When I read today’s photo challenge, “A Reflection of Me,” all I could think about were all of my past blogs about self-image. I do not take selfies. At least not of me alone. I will jump into a group shot but rarely will you find me standing in front of a mirror photographing myself. That is why that project my friend Tammy had me do early last year was so incredibly tough for me. It started with her making me name one thing I loved about my appearance. The following week, she made us take 3 selfies, print them and share them with each other. We had to point out what we liked best about each others photos and what we saw in our own.
It was so easy to find beauty in theirs but it was so hard to find it in my own.
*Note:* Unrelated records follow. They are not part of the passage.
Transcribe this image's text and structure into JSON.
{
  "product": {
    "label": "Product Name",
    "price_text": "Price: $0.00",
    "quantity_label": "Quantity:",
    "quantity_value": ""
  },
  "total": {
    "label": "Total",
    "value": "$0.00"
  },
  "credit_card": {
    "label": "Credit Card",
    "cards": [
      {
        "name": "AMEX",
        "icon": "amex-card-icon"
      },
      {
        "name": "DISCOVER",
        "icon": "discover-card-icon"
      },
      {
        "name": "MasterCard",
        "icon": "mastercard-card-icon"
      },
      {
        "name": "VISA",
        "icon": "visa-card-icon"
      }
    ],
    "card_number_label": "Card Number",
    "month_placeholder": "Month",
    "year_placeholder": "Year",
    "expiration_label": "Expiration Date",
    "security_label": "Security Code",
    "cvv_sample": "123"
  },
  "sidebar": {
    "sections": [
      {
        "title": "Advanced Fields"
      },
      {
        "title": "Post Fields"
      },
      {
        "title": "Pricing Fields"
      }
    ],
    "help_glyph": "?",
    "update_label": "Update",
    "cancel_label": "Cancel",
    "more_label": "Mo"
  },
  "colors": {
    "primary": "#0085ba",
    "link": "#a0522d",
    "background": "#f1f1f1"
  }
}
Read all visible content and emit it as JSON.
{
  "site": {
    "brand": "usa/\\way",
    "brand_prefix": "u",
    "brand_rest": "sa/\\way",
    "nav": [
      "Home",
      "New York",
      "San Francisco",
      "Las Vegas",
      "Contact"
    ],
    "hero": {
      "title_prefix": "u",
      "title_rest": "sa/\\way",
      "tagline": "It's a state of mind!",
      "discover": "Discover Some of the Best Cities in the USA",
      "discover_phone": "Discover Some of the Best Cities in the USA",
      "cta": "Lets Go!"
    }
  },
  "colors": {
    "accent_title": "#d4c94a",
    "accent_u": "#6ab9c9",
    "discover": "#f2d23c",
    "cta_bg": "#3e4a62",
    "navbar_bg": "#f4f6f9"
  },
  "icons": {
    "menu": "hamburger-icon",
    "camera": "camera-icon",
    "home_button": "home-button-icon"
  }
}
I wasn’t alone in this thought. Every single one of us found it hard to find beauty in our own photos. When I see people posting selfies I don’t feel any animosity towards them – in fact it is the opposite. I feel a bit envious of their confidence.
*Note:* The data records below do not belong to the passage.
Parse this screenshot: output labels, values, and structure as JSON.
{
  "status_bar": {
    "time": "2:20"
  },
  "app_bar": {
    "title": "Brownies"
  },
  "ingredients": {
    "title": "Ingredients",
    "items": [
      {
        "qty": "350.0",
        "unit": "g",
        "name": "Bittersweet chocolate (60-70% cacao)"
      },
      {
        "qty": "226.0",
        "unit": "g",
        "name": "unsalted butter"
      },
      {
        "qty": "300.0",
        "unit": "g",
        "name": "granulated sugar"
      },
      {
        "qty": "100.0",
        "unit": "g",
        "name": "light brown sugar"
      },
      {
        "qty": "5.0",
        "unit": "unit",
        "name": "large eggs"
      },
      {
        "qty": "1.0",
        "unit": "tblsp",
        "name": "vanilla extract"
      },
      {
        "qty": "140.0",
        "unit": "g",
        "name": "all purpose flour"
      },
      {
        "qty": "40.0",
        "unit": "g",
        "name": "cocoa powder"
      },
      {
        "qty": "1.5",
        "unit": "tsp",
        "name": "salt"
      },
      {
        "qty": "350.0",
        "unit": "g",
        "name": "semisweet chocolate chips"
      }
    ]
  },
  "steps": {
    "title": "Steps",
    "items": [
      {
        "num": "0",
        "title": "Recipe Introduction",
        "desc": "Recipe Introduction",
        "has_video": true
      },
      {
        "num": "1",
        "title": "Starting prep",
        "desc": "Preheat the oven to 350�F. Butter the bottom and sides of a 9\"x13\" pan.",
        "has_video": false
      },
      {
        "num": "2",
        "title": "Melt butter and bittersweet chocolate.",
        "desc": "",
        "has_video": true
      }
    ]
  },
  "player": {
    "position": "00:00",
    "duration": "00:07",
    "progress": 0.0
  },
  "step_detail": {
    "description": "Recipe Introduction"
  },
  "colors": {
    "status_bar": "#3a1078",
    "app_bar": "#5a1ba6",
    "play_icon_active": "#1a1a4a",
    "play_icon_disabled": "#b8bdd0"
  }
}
I have been getting better about this. I am finding more reasons to feel confident and not hiding in the back when it is time to take a photo. I still find my self covering the side of my face with my hair and that might not change.
I chose today’s photo because I am there, inside each raindrop…behind the camera….the place I love to be, but I am there. Reflected in each of those raindrops is a blurred image of me. Usually the way I feel when a photo is taken of me is, vulnerable and exposed…but when I am behind the camera, you will see the confident, self-assured person I can really be!